Now, I will stress, that for the entire 6 month period, I always started Linda out in the pool.  The reason for this was to get her body primed and ready the the work out on the gym floor.  People with fibromyalgia need to take their time preparing their body for training, if you jump right into weights or cardio without getting everything moving in the pool first, pain may happen.  But, you have to judge for yourself, what you’re ready for.  Linda was an extreme case, like I said, she came to me in a wheelchair.  At the end of the 6 months, she was off 90% of her medications, only taking a pill very rarely when needed.  Her doctor was ecstatic.

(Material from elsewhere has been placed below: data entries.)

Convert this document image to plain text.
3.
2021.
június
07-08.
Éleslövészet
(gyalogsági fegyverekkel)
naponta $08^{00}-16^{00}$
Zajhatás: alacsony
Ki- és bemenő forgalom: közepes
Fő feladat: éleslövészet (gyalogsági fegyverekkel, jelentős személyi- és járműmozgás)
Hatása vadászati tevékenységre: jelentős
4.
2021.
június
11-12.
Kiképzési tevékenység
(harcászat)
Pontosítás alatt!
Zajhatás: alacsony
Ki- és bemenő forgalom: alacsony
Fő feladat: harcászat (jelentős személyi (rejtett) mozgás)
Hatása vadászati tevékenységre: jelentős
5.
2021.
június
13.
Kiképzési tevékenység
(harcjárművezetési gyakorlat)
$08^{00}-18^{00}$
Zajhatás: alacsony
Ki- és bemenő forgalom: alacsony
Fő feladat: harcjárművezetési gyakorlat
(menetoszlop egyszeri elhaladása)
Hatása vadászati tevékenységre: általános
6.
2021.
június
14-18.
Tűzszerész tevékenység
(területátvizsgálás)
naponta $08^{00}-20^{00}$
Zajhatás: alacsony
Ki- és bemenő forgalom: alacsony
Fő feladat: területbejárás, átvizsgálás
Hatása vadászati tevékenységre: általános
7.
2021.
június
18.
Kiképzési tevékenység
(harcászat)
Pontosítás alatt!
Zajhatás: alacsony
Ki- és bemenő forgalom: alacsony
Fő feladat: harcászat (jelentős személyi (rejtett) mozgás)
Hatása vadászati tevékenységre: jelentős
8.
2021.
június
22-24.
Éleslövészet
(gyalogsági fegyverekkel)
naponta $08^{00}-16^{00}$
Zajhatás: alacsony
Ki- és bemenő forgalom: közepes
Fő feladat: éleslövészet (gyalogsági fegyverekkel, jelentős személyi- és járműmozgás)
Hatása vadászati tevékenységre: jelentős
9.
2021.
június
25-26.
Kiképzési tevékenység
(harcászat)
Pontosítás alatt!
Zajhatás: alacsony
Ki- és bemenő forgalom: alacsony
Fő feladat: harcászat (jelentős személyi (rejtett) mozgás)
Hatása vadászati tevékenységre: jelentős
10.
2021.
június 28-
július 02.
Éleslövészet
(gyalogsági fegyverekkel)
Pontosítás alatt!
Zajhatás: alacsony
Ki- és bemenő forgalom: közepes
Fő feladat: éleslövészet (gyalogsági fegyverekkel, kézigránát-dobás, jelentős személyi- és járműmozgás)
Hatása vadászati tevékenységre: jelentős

Obviously, I am not a doctor, but I can tell you from experience that if you get yourself or the person that you love moving, it will be the best gift ever.   Working thru the initial pain is crucial.  I promise, that every day that you/they work out, you/they will feel better, in mind and body.  Remember,  never work out 2 days in a row, though.  The body will need a recovery day after every workout.  Eventually, 2 days in a row will be feasible, but I wouldn’t recommend it for at least 4 months.
The last thing I will include for you are some websites to check out for info. on Fibromyalgia.  Check them out, share the info with whoever may need it, along with the above story, and get moving!  Back in the 90’s, while working with Linda, Google didn’t exist yet.  Oh, how easy it is, these days, to find a plethora of information, thank goodness!  I also included a website about diet restrictions when dealing with Fibromyalgia.  the research is ongoing on this subject, as well, but I think the more information given, the better.
Also, I would strongly advise speaking to your doctor before starting any form of work out program.  Print out the articles I’ve provided, tell him/her my story, get them onboard to help you through this process.  And good luck!